The marketing funnel. It’s something I learned about years ago, but it’s interesting to reexamine now and then. Recently I attended the NAB Show in Las Vegas as a blogger and was asked by a few dozen companies if they could scan my badge. Once they scanned, I was put in the top of their tradeshow marketing funnel, even though they did exactly zero qualifying. See where this is leading?
When it comes to tradeshow marketing, the funnel does indeed get interesting. As in any type of marketing, there are things you can control and things you cannot. Scanning the badge of every person that comes through your booth does indeed capture name and contact information and will likely mean they’ll soon be getting emails from your company.
Let’s look at the tradeshow marketing funnel starting at the very top.
The first step – the top of the funnel where its widest – is the number of people attending a particular tradeshow that you’re setting up an exhibit. For the sake of argument and easy math, let’s say it’s 100,000 people.
Do the Math
If you are one of 2000 exhibitors, that means you’re vying for the attention of those 100,000 people along with 1,999 other exhibitors.
If the show is three days, 10 am – 5 pm, that means the show floor is open for 21 hours. If each attendee walks the floor an average of four hours a day and manages to visit one booth every five minutes, that means they are visiting (again this is hypothetical and on average) 12 an hour, or 48 a day, or 144 over the course of the show. If every attendee visited each exhibitor at the same rate, you’d get about 13.9% of the 100,000 attendees to stop by your booth, or 13,900 people. That’s 660 per hour, or about 11 per minute. If a visitor stops by a booth every 2 ½ minutes, these numbers double. But since people are unpredictable, let’s stay with the five-minute visit on average.

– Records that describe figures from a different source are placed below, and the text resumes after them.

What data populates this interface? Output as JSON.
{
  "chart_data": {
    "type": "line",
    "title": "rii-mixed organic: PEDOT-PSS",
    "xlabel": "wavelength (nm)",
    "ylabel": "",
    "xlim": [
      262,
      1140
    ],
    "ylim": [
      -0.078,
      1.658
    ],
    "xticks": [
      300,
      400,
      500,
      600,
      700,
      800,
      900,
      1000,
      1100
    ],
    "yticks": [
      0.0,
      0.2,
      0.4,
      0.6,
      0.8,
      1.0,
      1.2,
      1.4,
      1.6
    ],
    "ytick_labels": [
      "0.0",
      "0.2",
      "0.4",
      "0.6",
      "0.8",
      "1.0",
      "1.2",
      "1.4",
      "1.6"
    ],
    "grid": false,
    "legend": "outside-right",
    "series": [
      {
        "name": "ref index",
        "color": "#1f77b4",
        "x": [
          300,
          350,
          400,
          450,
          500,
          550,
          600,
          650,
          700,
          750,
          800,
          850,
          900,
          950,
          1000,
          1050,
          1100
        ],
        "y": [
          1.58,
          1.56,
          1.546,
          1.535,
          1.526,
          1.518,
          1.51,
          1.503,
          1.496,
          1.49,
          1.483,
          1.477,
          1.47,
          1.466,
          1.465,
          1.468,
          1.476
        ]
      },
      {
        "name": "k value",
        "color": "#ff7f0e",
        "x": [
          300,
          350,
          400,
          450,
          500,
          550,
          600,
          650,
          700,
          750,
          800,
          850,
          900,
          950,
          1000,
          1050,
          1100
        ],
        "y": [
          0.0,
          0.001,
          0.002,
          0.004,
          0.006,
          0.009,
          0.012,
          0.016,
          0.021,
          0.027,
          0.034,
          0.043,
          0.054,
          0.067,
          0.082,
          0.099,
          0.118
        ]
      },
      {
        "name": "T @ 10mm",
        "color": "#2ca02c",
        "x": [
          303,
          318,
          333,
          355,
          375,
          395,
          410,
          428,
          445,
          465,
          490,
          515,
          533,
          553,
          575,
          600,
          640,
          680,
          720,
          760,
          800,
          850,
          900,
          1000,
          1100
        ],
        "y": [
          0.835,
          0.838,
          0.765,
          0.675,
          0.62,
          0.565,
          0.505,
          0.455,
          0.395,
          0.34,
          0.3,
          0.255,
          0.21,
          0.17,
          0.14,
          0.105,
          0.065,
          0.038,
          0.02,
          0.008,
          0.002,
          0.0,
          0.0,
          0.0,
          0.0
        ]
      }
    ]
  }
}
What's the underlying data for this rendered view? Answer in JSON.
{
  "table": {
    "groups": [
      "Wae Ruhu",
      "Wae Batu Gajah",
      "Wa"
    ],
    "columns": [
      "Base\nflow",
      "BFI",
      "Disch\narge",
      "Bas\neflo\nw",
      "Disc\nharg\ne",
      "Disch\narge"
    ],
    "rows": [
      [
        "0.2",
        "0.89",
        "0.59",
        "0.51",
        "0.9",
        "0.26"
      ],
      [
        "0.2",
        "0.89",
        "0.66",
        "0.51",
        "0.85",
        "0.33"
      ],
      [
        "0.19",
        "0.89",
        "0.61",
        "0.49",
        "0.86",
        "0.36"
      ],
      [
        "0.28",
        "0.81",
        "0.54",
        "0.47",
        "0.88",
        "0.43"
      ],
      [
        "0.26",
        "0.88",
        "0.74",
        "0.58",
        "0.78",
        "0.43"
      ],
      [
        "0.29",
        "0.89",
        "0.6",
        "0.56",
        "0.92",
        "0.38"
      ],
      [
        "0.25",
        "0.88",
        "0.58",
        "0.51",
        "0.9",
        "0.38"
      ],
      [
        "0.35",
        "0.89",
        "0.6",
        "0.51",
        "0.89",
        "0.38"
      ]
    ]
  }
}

Now – if those numbers are even close to real, what are you doing to get their attention?
Are you giving out samples to visitors, doing product demos, having one-on-one conversations? Or are you just randomly scanning badges of every visitor even though they haven’t expressed any interest in your products other than standing within scanning distance of the booth.
Every one of those interactions will mean that each person will go into the top of the funnel, although admittedly they can’t be treated equally because some will be more interested than others, some will be more prepared to buy than others, and some are just kicking tires.
But they’re all in the marketing funnel. At this point we can treat them equally.
For argument’s sake, let’s say that for every ten that visit your booth, one expresses interest, enough interest to let them capture their contact information.
That means some 66 people per hour have made at least an initial commitment to let you invite them to the next step of the funnel. They may have opted into an email list, agreed to have their badge scanned, or had a conversation with someone in the booth. Again, assuming the show is open for 21 hours, you have approximately 1386 at the second level of your funnel.
Move People Through the Funnel
What do you do to move them along?
Here’s where the marketing funnel gets more interesting. Do you simply email them? Or do you call them one-on-one to assess their real need (or lack) to find out if they are a “hot” lead, “warm” lead or just a “cool” lead that will be put on the back burner and perhaps inserted into a drip campaign? Do you send them a sample? A PDF report of some sort?
An ideal tradeshow marketing campaign will have a number of options available at the show, and each interaction should assess the visitor’s desires and situation.
And let’s add one more step to the math.
Let’s say the average profit of your product is $10,000.
By adding up all the costs of your tradeshow appearance, you’re spending $100,000 for this particulate show. That means you need to sell 10 customers to break even. If your average profit is $1,000, you’ll need 100 customers.
Anything more than those numbers, and the Return on Investment on your tradeshow marketing plan is out of the red and into the black.
But let’s take it one more step.
Improving Funnel Results
Let’s say that for every customer that purchases your premium product continues to purchase other products from you for an average of 7 years. The lifetime value of that customer acquisition just increased substantially, which means the money you spent at the tradeshow to come into contact with her means a lot more.
And if they’re a really happy customer, they may end up referring a handful of new clients to you. Which makes that initial cost look better and better with each passing year.
The more tradeshows you exhibit at, the more people you put your products and services in front of. If you’re doing things right, or at least learning from any mistakes you’ve made over the years and made adjustments, your tradeshow marketing funnel will become less leaky. You’ll retain more of the people that enter at the top.
We all have leaky marketing funnels. But by being aware of what works, what doesn’t and doing your best to maximize your returns, your results will keep improving. But it means paying close attention at every step. Keep asking your prospects what they need to learn, do they want to hear more, do they want a free sample or another product demo, or how they may want to interact with you and your company.